O proibicionismo do uso de substâncias psicoativas está intimamente ligado à política externa dos governos dos Estados Unidos da América durante praticamente todo o século XX e às reorganizações da burguesia do mesmo país, mas também a uma tradição moralista de uma parte dessa sociedade norte-americana (um exemplo seria o Partido Proibicionista). O século XX começou então com o aparecimento de diversas leis proibicionistas: a Lei Seca, resultado desses movimentos proibicionistas, e, mais tarde, a Lei do Imposto sobre a Marijuana de 1937, resultado das disputas entre os principais fabricantes de fibras têxteis, são dois exemplos importantes. O “Novo Mundo”, outrora testemunho em primeira mão da produção intensiva de chá, café, tabaco e cacau, cultivos de substâncias psicoativas essenciais para o desenvolvimento do colonialismo europeu e da sua acumulação primitiva de capital, e claramente dependente do trabalho escravo, era agora um campo de batalha do proibicionismo, mas de um proibicionismo seletivo, principalmente nas substâncias não favoráveis à boa conduta e disciplina laboral. Esse proibicionismo seletivo, embora enraizado num longo contexto histórico, adquire a sua máxima expressão com a guerra contra as “drogas” empreendida pela administração Nixon, que converte certas “drogas” no seu inimigo público número um. Esta guerra reacionária contra o novo inimigo público traduziu-se, cinicamente, numa política que financiou cartéis de droga e governos alinhados, que por sua vez alimentaram a instabilidade política nos países a sul.
Então, foi a guerra contra as “drogas” um rotundo fracasso? Se olharmos para os verdadeiros objectivos do governo norte-americano, a resposta é não. Na realidade, foi um grande sucesso, já que grande parte da ajuda estrangeira para a guerra contra as “drogas” foi destinada ao combate das insurgências de esquerda (como na Colômbia, Nicarágua ou México). Isto foi essencial para o condicionamento político e económico de toda a América Latina, exemplificado na Aliança para o Progresso, e uma poderosa arma retórica que permitiu canalizar recursos do erário público, no quadro da Guerra Fria e do fortalecimento da hegemonia militar norte-americana. E tudo é ainda mais perverso ao sabermos que as forças armadas norte-americanas promoveram o consumo de anfetaminas nas suas próprias fileiras e que a infraestrutura da guerra do Vietname foi utilizada para transportar e traficar heroína para o território norte-americano.
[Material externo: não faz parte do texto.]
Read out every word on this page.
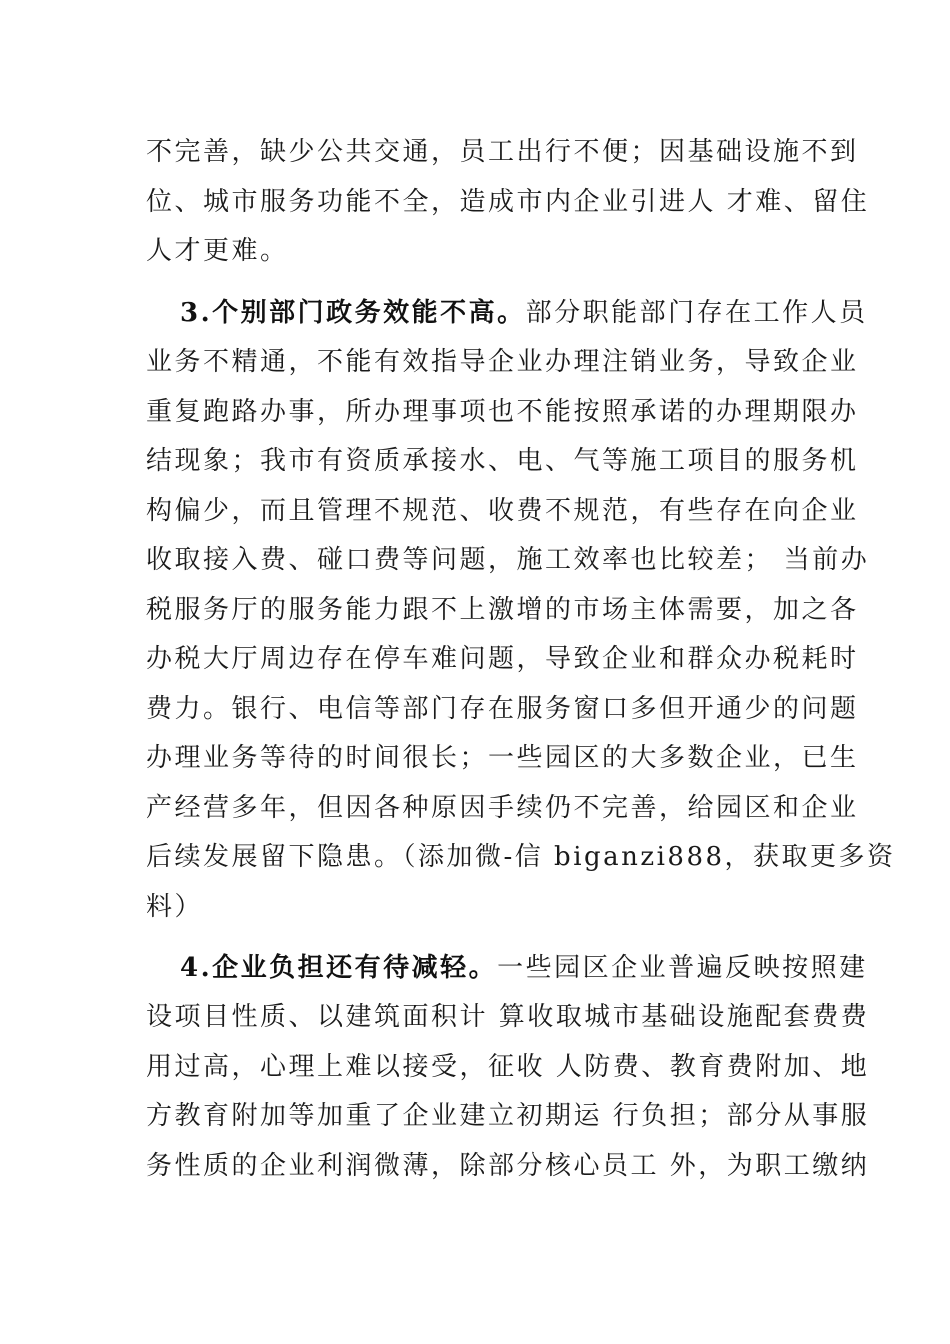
不完善，缺少公共交通，员工出行不便；因基础设施不到
位、城市服务功能不全，造成市内企业引进人 才难、留住
人才更难。
3.个别部门政务效能不高。部分职能部门存在工作人员
业务不精通，不能有效指导企业办理注销业务，导致企业
重复跑路办事，所办理事项也不能按照承诺的办理期限办
结现象；我市有资质承接水、电、气等施工项目的服务机
构偏少，而且管理不规范、收费不规范，有些存在向企业
收取接入费、碰口费等问题，施工效率也比较差； 当前办
税服务厅的服务能力跟不上激增的市场主体需要，加之各
办税大厅周边存在停车难问题，导致企业和群众办税耗时
费力。银行、电信等部门存在服务窗口多但开通少的问题
办理业务等待的时间很长；一些园区的大多数企业，已生
产经营多年，但因各种原因手续仍不完善，给园区和企业
后续发展留下隐患。（添加微-信 biganzi888，获取更多资
料）
4.企业负担还有待减轻。一些园区企业普遍反映按照建
设项目性质、以建筑面积计 算收取城市基础设施配套费费
用过高，心理上难以接受，征收 人防费、教育费附加、地
方教育附加等加重了企业建立初期运 行负担；部分从事服
务性质的企业利润微薄，除部分核心员工 外，为职工缴纳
No entanto, os objetivos da administração Nixon não se limitaram à política externa, já que a retórica proibicionista serviu também para eliminar os dissidentes dentro de casa. Como disse o assessor de assuntos internos do presidente Nixon, John Ehrlichman: os verdadeiros inimigos do governo norte-americano eram a esquerda antiguerra e as pessoas negras, associando-as ao uso de “drogas” e criminalizando assim as suas atividades políticas. E embora o mais que evidente racismo nunca possa ser considerado como a única razão para aplicar estas políticas, a verdade é que a guerra contra as “drogas” consolidou e amplificou um racismo institucional sob a forma de vilipêndio público da comunidade negra. E este motivo é talvez o que mais necessita de ser desvelado. Os registos policiais, as detenções e os encarceramentos desproporcionais da comunidade negra têm uma das suas origens aqui mesmo, na guerra contra as “drogas”, adquirindo proporções massivas e ao mesmo tempo exponenciais, bem como um aumento exponencial da população global encarcerada desde a década de 1970. Não é um mero detalhe que o aparecimento de uma indústria sob a forma de prisões privadas durante a administração neoliberal de Ronald Reagan tenha sustentado este aumento: o neoliberalismo tem como prática o aumento da liberdade para os mais ricos à custa de uma diminuição da liberdade para os mais pobres. Uma liberdade selectiva, como o proibicionismo. Existem outras razões para o aumento do uso das prisões além da cínica repressão ao uso de substâncias psicoactivas, uma actividade que partilhamos com muitos outros animais há milhares de anos (como aliás já referido em Génesis, 1:11-13). Mas, tendo pelo menos isto em conta, surpreende assim tanto que as pessoas não brancas sejam as que mais sofrem violência policial e nas prisões?